Owner of beached Staten Island ferryboat Mary Murray dies

The Staten Island Ferry Mary Murray deteriorated after sitting for years in a creek in Raritan Bay.

George Searle, a retired merchant mariner who bought the Staten Island ferryboat the Mary Murray at auction when she was decommissioned nearly three decades ago, died Tuesday at his home in East Brunswick, N.J.

Searle planned to turn it into a floating restaurant or possibly a museum, but his visions never panned out. Instead, the boat languished, her hull anchored in waters aptly referred to as No Name Creek, visible to motorists just north of the Exit 9 toll plazas of the New Jersey Turnpike.

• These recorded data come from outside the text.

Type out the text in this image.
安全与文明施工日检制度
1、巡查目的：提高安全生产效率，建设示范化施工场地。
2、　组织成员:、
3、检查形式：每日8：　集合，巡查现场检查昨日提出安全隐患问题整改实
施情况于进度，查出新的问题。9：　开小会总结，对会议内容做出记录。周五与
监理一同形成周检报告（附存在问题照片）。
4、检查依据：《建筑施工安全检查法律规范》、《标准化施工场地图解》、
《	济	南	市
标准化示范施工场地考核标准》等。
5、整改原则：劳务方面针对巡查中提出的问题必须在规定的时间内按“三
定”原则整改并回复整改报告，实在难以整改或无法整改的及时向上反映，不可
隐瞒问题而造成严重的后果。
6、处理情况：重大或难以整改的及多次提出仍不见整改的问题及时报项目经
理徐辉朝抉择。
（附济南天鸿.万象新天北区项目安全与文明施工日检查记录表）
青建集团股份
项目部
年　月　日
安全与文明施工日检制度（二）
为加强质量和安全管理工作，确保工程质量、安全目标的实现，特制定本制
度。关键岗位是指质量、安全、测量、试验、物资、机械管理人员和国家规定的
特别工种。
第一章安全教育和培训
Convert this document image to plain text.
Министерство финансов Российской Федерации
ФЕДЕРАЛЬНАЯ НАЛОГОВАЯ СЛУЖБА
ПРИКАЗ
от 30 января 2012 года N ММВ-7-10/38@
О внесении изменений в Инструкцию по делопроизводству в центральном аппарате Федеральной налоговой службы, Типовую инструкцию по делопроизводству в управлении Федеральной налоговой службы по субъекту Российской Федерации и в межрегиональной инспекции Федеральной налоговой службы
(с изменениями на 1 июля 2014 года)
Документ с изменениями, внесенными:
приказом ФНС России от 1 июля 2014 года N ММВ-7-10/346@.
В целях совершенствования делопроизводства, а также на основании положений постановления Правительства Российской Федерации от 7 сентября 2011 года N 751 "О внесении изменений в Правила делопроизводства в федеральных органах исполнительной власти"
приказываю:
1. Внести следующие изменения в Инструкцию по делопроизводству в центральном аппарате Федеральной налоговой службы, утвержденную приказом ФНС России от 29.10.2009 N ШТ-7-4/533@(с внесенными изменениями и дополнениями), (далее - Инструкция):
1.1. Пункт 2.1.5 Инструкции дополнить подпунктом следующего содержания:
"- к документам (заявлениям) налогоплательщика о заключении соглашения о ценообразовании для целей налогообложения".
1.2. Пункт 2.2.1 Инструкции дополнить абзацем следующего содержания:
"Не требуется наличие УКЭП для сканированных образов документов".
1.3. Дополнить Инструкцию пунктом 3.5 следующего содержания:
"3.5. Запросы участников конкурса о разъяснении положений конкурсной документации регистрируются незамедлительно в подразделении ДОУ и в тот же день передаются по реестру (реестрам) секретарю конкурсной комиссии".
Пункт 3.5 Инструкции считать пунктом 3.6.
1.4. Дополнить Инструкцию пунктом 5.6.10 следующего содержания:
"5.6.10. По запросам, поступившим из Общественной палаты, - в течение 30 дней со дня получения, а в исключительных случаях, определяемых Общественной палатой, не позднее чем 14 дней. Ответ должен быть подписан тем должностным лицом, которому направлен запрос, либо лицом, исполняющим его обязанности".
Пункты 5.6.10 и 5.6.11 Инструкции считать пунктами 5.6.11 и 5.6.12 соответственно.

The Mary Murray was once the leading lady of the Staten Island Ferry fleet. She made the 5.2 mile journey between St. George and Manhattan for 45 years. There were grand visions for her future even after she was retired in 1982.

Ferry owner George Searle

It became something of magnet for thrill-seekers who would climb the marina's fences or paddle right up to the Mary Murray's decks at all hours, contributing to her destruction.

Over the years, the family installed new fences and often found themselves chasing voyeurs off their property.

His daughter, Georgann, once told the Advance in an article about the old boat, that her father had never intended it to suffer such a fate.

"It was his glory," she said. "It's hard for him to see it taken apart. It really wasn't hurting anyone. He always thought if he found the right person or found the right funds, he could have done something with it, made something of it."

Mary Murray was a Revolutionary War heroine who "distracted" British Gen. William Howe by wining and dining him at her Manhattan estate while troops marched to Harlem, bringing reinforcements and supplies to Gen. George Washington and his Continental Army.